Package / file Responsibility
relay/relay.go, stream.go, buffer.go Stream lifecycle, circular buffer, broadcast/subscribe.
relay/streamer.go, transcode.go AutoDJ playback loop and native MP3/Opus encoding.
relay/webrtc.go pion/webrtc source ingest and WHEP egress, Ogg muxing.
relay/client.go Pulling upstream Icecast relays.
relay/mpd.go Minimal MPD control protocol per AutoDJ.
relay/history.go GORM models on pure-Go SQLite (history.db).
server/server.go Routing, startup, hot-swap.
server/auth.go Sessions, roles, IP security, lockouts.
server/listener.go Listener lifecycle + the internal metrics/pprof server.
server/handlers_*.go Admin, API, player, HLS handlers.
server/socket_*.go OS-specific SO_REUSEPORT syscalls.

Key data flows

Listener (Icecast): handleListener accepts the request → Stream.Subscribe returns a buffer offset rewound by burst_size → the loop reads from the circular buffer and waits on a signal channel for new data.

AutoDJ: the streamer selects a file → decode to PCM → transcode to MP3/Opus chunks → write to the stream buffer → Broadcast wakes listeners. Playback is paced to real time.

WebRTC source (Go Live): browser getUserMedia → Opus over a WebRTC track → muxed to Ogg pages → written into the stream buffer like any other source.

Video (RTMP/SRT → HLS): H.264 + AAC/MP3 is demuxed, the HLS muxer emits one PES per frame with real 90 kHz PTS+DTS, ADTS audio, PCR per PES, and keyframe- aligned segments at /<mount>/playlist.m3u8.

Pipeline abstraction

Sources, transcoders, and relays share a common pipeline/stream abstraction so stats (BytesIn/BytesOut via atomics), health, and lifecycle behave uniformly regardless of where the bytes came from.
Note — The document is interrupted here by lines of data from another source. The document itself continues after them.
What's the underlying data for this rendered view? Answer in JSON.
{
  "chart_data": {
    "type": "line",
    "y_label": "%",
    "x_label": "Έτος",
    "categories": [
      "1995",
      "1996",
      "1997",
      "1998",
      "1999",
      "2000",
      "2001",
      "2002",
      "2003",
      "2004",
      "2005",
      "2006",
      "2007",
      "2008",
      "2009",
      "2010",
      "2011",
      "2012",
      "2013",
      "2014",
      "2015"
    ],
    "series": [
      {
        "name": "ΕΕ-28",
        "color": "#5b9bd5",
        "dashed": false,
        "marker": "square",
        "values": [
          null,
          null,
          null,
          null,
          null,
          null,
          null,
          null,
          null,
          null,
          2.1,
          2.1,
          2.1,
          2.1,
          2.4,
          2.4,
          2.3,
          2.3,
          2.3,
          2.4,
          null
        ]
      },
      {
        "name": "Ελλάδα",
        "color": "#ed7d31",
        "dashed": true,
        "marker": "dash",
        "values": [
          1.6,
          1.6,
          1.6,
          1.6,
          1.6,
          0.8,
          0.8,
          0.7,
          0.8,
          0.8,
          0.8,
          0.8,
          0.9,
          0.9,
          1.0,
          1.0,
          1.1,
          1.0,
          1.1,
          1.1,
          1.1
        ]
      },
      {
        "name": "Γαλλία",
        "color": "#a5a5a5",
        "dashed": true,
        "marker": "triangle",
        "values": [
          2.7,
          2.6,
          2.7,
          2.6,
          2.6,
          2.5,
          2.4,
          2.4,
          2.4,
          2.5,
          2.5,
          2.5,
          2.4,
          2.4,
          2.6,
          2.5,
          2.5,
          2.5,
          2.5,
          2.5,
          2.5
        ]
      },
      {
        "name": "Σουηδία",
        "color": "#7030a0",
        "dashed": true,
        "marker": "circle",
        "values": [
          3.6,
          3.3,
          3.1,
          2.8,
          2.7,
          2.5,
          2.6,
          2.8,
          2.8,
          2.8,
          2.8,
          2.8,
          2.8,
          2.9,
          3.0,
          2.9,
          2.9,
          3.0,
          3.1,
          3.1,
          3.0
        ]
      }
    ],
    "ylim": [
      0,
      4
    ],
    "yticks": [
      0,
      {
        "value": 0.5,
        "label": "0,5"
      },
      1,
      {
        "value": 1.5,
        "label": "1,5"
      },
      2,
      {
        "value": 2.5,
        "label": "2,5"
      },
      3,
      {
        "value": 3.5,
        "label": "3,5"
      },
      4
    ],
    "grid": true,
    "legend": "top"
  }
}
Transcoded outputs are tied to a configured encoder that re-attaches on source resume, which is why they're exempt from silent-mount reaping (Transcoding).

What's intentionally not here

  • No in-process self-updater. Removed deliberately; distributions own the binary (Installation).
  • No shared-state clustering. Relay chaining works (node pulls from node), but multiple nodes don't share listener/stream state. Scale a single node vertically and to its bandwidth ceiling, or chain edges.
  • Multi-tenant is schema-level groundwork, not a finished feature.